What Obamacare instead has done is begin to build a large, complicated structure build on a deteriorating, irregular foundation. If you want a clean new stable house, you have to get a permit to demolish the old one. The President never applied to the people for that permit and thus got in bed with the Big Pharma guys. Now he can walk down the street with Big Finance on one side of him and Big Pharma on the other side.
And if the Repubs get in, the insurance companies they love now remain alive and with more customers than even coming, and they will get more goodies. The people will remain the losers.
What's coming promises to be a mess run largely by people who have run nothing other than political campaigns and professorial offices in academia. All sold to the American people on untrue statements including that the low-margin insurance companies are the villains in our current mess and that physicians take out tonsils rather than prescribe antibiotics because they are greedy and that surgeons make tens of thousands of dollars to take off a limb rather than prescribe diabetes medicine.
And on the half-lie that taxing for a few years before spending really begins counts as deficit reduction. Just wait for the spending to start in earnest.
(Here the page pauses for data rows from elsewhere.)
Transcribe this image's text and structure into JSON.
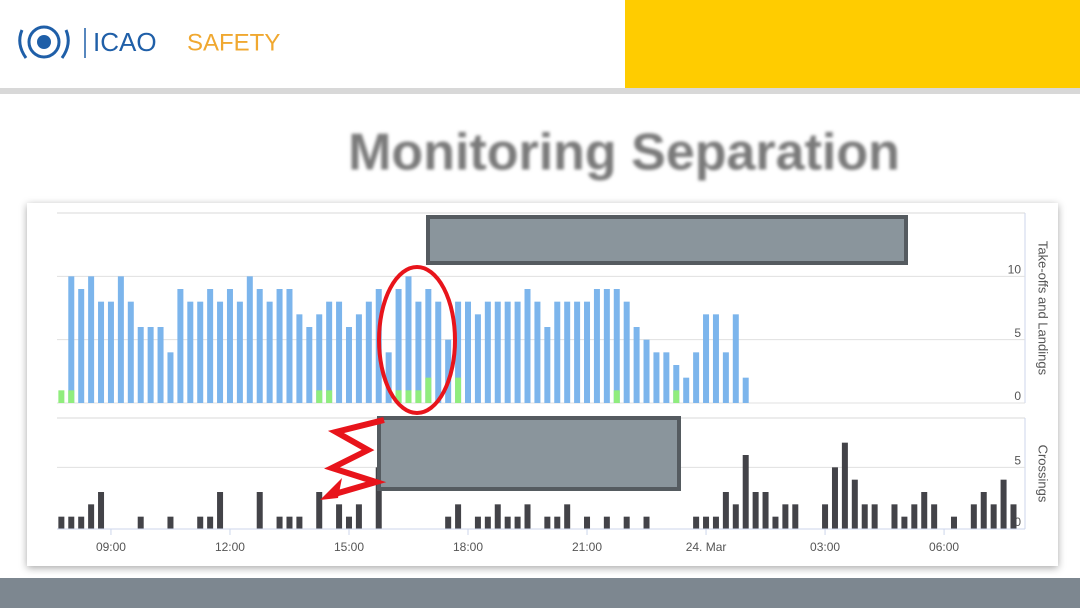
{
  "header": {
    "org": "ICAO",
    "section": "SAFETY"
  },
  "slide": {
    "title": "Monitoring Separation"
  },
  "chart_data": [
    {
      "type": "bar",
      "y_label": "Take-offs and Landings",
      "x": [
        7.75,
        8,
        8.25,
        8.5,
        8.75,
        9,
        9.25,
        9.5,
        9.75,
        10,
        10.25,
        10.5,
        10.75,
        11,
        11.25,
        11.5,
        11.75,
        12,
        12.25,
        12.5,
        12.75,
        13,
        13.25,
        13.5,
        13.75,
        14,
        14.25,
        14.5,
        14.75,
        15,
        15.25,
        15.5,
        15.75,
        16,
        16.25,
        16.5,
        16.75,
        17,
        17.25,
        17.5,
        17.75,
        18,
        18.25,
        18.5,
        18.75,
        19,
        19.25,
        19.5,
        19.75,
        20,
        20.25,
        20.5,
        20.75,
        21,
        21.25,
        21.5,
        21.75,
        22,
        22.25,
        22.5,
        22.75,
        23,
        23.25,
        23.5,
        23.75,
        24,
        24.25,
        24.5,
        24.75,
        25
      ],
      "xlim": [
        7.64,
        32.04
      ],
      "ylim": [
        0,
        15
      ],
      "yticks": [
        0,
        5,
        10
      ],
      "grid": true,
      "series": [
        {
          "color": "#7cb5ec",
          "values": [
            null,
            10,
            9,
            10,
            8,
            8,
            10,
            8,
            6,
            6,
            6,
            4,
            9,
            8,
            8,
            9,
            8,
            9,
            8,
            10,
            9,
            8,
            9,
            9,
            7,
            6,
            7,
            8,
            8,
            6,
            7,
            8,
            9,
            4,
            9,
            10,
            8,
            9,
            8,
            5,
            8,
            8,
            7,
            8,
            8,
            8,
            8,
            9,
            8,
            6,
            8,
            8,
            8,
            8,
            9,
            9,
            9,
            8,
            6,
            5,
            4,
            4,
            3,
            2,
            4,
            7,
            7,
            4,
            7,
            2
          ]
        },
        {
          "color": "#90ed7d",
          "values": [
            1,
            1,
            null,
            null,
            null,
            null,
            null,
            null,
            null,
            null,
            null,
            null,
            null,
            null,
            null,
            null,
            null,
            null,
            null,
            null,
            null,
            null,
            null,
            null,
            null,
            null,
            1,
            1,
            null,
            null,
            null,
            null,
            null,
            null,
            1,
            1,
            1,
            2,
            null,
            null,
            2,
            null,
            null,
            null,
            null,
            null,
            null,
            null,
            null,
            null,
            null,
            null,
            null,
            null,
            null,
            null,
            1,
            null,
            null,
            null,
            null,
            null,
            1,
            null,
            null,
            null,
            null,
            null,
            null,
            null
          ]
        }
      ]
    },
    {
      "type": "bar",
      "y_label": "Crossings",
      "x": [
        7.75,
        8,
        8.25,
        8.5,
        8.75,
        9,
        9.25,
        9.5,
        9.75,
        10,
        10.25,
        10.5,
        10.75,
        11,
        11.25,
        11.5,
        11.75,
        12,
        12.25,
        12.5,
        12.75,
        13,
        13.25,
        13.5,
        13.75,
        14,
        14.25,
        14.5,
        14.75,
        15,
        15.25,
        15.5,
        15.75,
        16,
        16.25,
        16.5,
        16.75,
        17,
        17.25,
        17.5,
        17.75,
        18,
        18.25,
        18.5,
        18.75,
        19,
        19.25,
        19.5,
        19.75,
        20,
        20.25,
        20.5,
        20.75,
        21,
        21.25,
        21.5,
        21.75,
        22,
        22.25,
        22.5,
        22.75,
        23,
        23.25,
        23.5,
        23.75,
        24,
        24.25,
        24.5,
        24.75,
        25,
        25.25,
        25.5,
        25.75,
        26,
        26.25,
        26.5,
        26.75,
        27,
        27.25,
        27.5,
        27.75,
        28,
        28.25,
        28.5,
        28.75,
        29,
        29.25,
        29.5,
        29.75,
        30,
        30.25,
        30.5,
        30.75,
        31,
        31.25,
        31.5,
        31.75
      ],
      "xlim": [
        7.64,
        32.04
      ],
      "ylim": [
        0,
        9
      ],
      "yticks": [
        0,
        5
      ],
      "grid": true,
      "xticks": [
        {
          "value": 9,
          "label": "09:00"
        },
        {
          "value": 12,
          "label": "12:00"
        },
        {
          "value": 15,
          "label": "15:00"
        },
        {
          "value": 18,
          "label": "18:00"
        },
        {
          "value": 21,
          "label": "21:00"
        },
        {
          "value": 24,
          "label": "24. Mar"
        },
        {
          "value": 27,
          "label": "03:00"
        },
        {
          "value": 30,
          "label": "06:00"
        }
      ],
      "series": [
        {
          "color": "#434348",
          "values": [
            1,
            1,
            1,
            2,
            3,
            null,
            null,
            null,
            1,
            null,
            null,
            1,
            null,
            null,
            1,
            1,
            3,
            null,
            null,
            null,
            3,
            null,
            1,
            1,
            1,
            null,
            3,
            null,
            2,
            1,
            2,
            null,
            5,
            null,
            null,
            null,
            null,
            null,
            null,
            1,
            2,
            null,
            1,
            1,
            2,
            1,
            1,
            2,
            null,
            1,
            1,
            2,
            null,
            1,
            null,
            1,
            null,
            1,
            null,
            1,
            null,
            null,
            null,
            null,
            1,
            1,
            1,
            3,
            2,
            6,
            3,
            3,
            1,
            2,
            2,
            null,
            null,
            2,
            5,
            7,
            4,
            2,
            2,
            null,
            2,
            1,
            2,
            3,
            2,
            null,
            1,
            null,
            2,
            3,
            2,
            4,
            2
          ]
        }
      ]
    }
  ]
}
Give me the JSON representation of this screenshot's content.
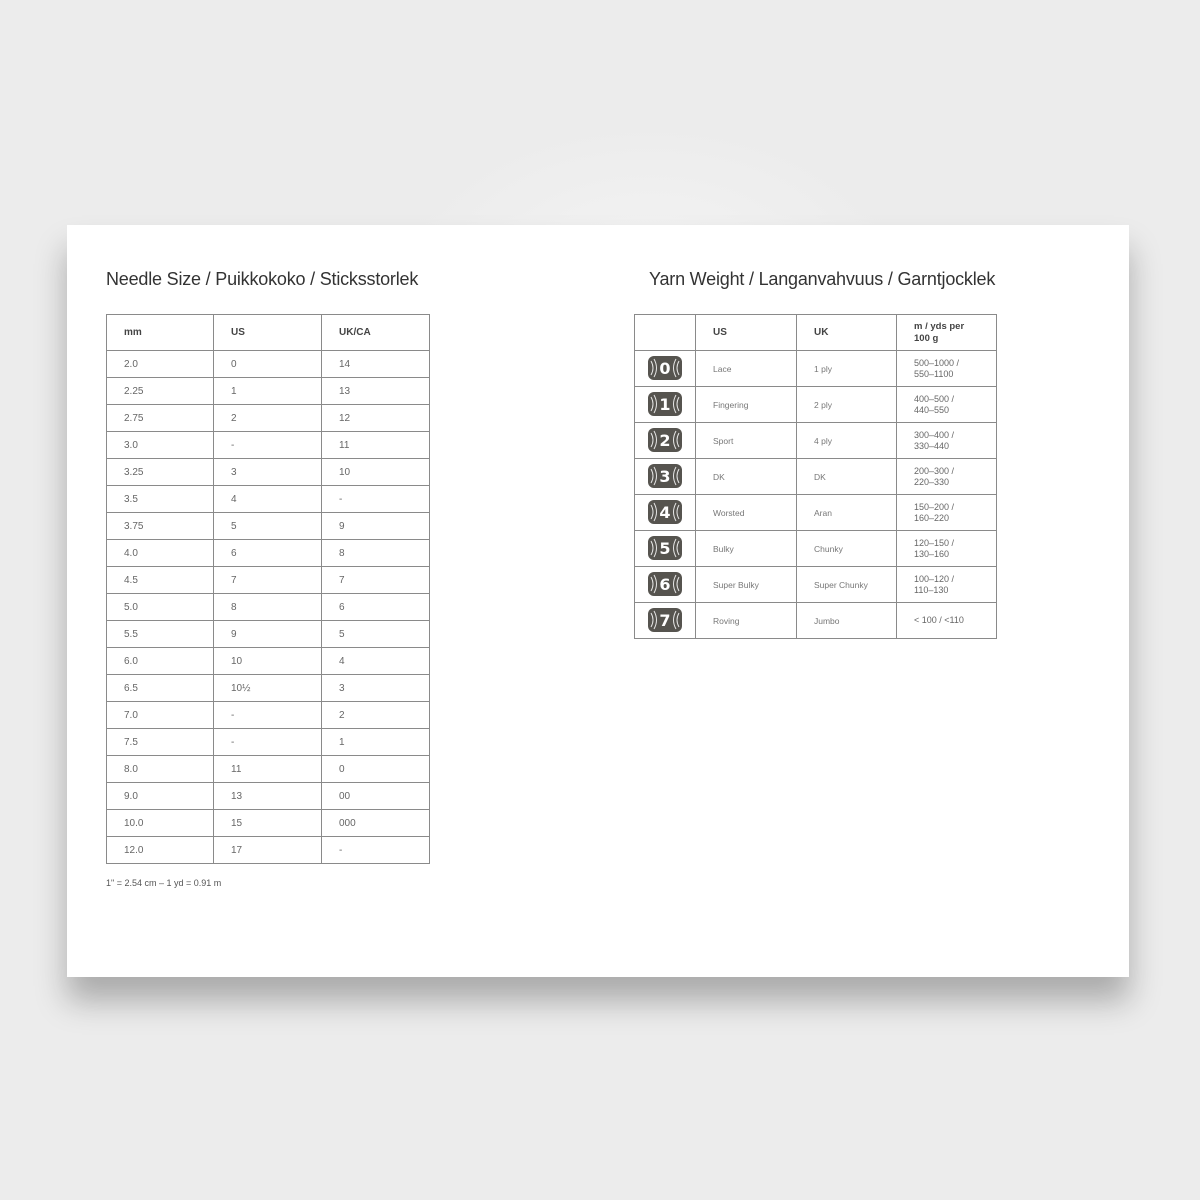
{
  "needle_size": {
    "title": "Needle Size / Puikkokoko / Sticksstorlek",
    "headers": [
      "mm",
      "US",
      "UK/CA"
    ],
    "rows": [
      [
        "2.0",
        "0",
        "14"
      ],
      [
        "2.25",
        "1",
        "13"
      ],
      [
        "2.75",
        "2",
        "12"
      ],
      [
        "3.0",
        "-",
        "11"
      ],
      [
        "3.25",
        "3",
        "10"
      ],
      [
        "3.5",
        "4",
        "-"
      ],
      [
        "3.75",
        "5",
        "9"
      ],
      [
        "4.0",
        "6",
        "8"
      ],
      [
        "4.5",
        "7",
        "7"
      ],
      [
        "5.0",
        "8",
        "6"
      ],
      [
        "5.5",
        "9",
        "5"
      ],
      [
        "6.0",
        "10",
        "4"
      ],
      [
        "6.5",
        "10½",
        "3"
      ],
      [
        "7.0",
        "-",
        "2"
      ],
      [
        "7.5",
        "-",
        "1"
      ],
      [
        "8.0",
        "11",
        "0"
      ],
      [
        "9.0",
        "13",
        "00"
      ],
      [
        "10.0",
        "15",
        "000"
      ],
      [
        "12.0",
        "17",
        "-"
      ]
    ],
    "note": "1\" = 2.54 cm  –  1 yd = 0.91 m"
  },
  "yarn_weight": {
    "title": "Yarn Weight / Langanvahvuus / Garntjocklek",
    "headers": [
      "",
      "US",
      "UK",
      "m / yds per 100 g"
    ],
    "icon": "yarn-skein-icon",
    "icon_color": "#56544f",
    "rows": [
      {
        "symbol": "0",
        "us": "Lace",
        "uk": "1 ply",
        "m1": "500–1000 /",
        "m2": "550–1100"
      },
      {
        "symbol": "1",
        "us": "Fingering",
        "uk": "2 ply",
        "m1": "400–500 /",
        "m2": "440–550"
      },
      {
        "symbol": "2",
        "us": "Sport",
        "uk": "4 ply",
        "m1": "300–400 /",
        "m2": "330–440"
      },
      {
        "symbol": "3",
        "us": "DK",
        "uk": "DK",
        "m1": "200–300 /",
        "m2": "220–330"
      },
      {
        "symbol": "4",
        "us": "Worsted",
        "uk": "Aran",
        "m1": "150–200 /",
        "m2": "160–220"
      },
      {
        "symbol": "5",
        "us": "Bulky",
        "uk": "Chunky",
        "m1": "120–150 /",
        "m2": "130–160"
      },
      {
        "symbol": "6",
        "us": "Super Bulky",
        "uk": "Super Chunky",
        "m1": "100–120 /",
        "m2": "110–130"
      },
      {
        "symbol": "7",
        "us": "Roving",
        "uk": "Jumbo",
        "m1": "< 100 / <110",
        "m2": ""
      }
    ]
  }
}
"Bush lied" is old hat and literally not true re Iraq ("Cheney lied" is less false if such an epistemological statement can be made).
Candidate Obama misled us, and President Obama did the same.
How can transforming the health system this way end well?
Copyright (C) Long Lake LLC 2010
The people will suffer from "Obamacare" like they have not suffered since 1993 when the last attempt at healthcare reform failed? Costs have gone up much faster than income, and at an increasingly rapid rate, but it is better to do nothing? Oh, but I forgot, I'm OK. I'm going onto Medicare, so I don't have to pay premiums of $750 per month anymore; I get subsidized single-payer now! Hooray for me, too bad for you if you aren't 65 yet.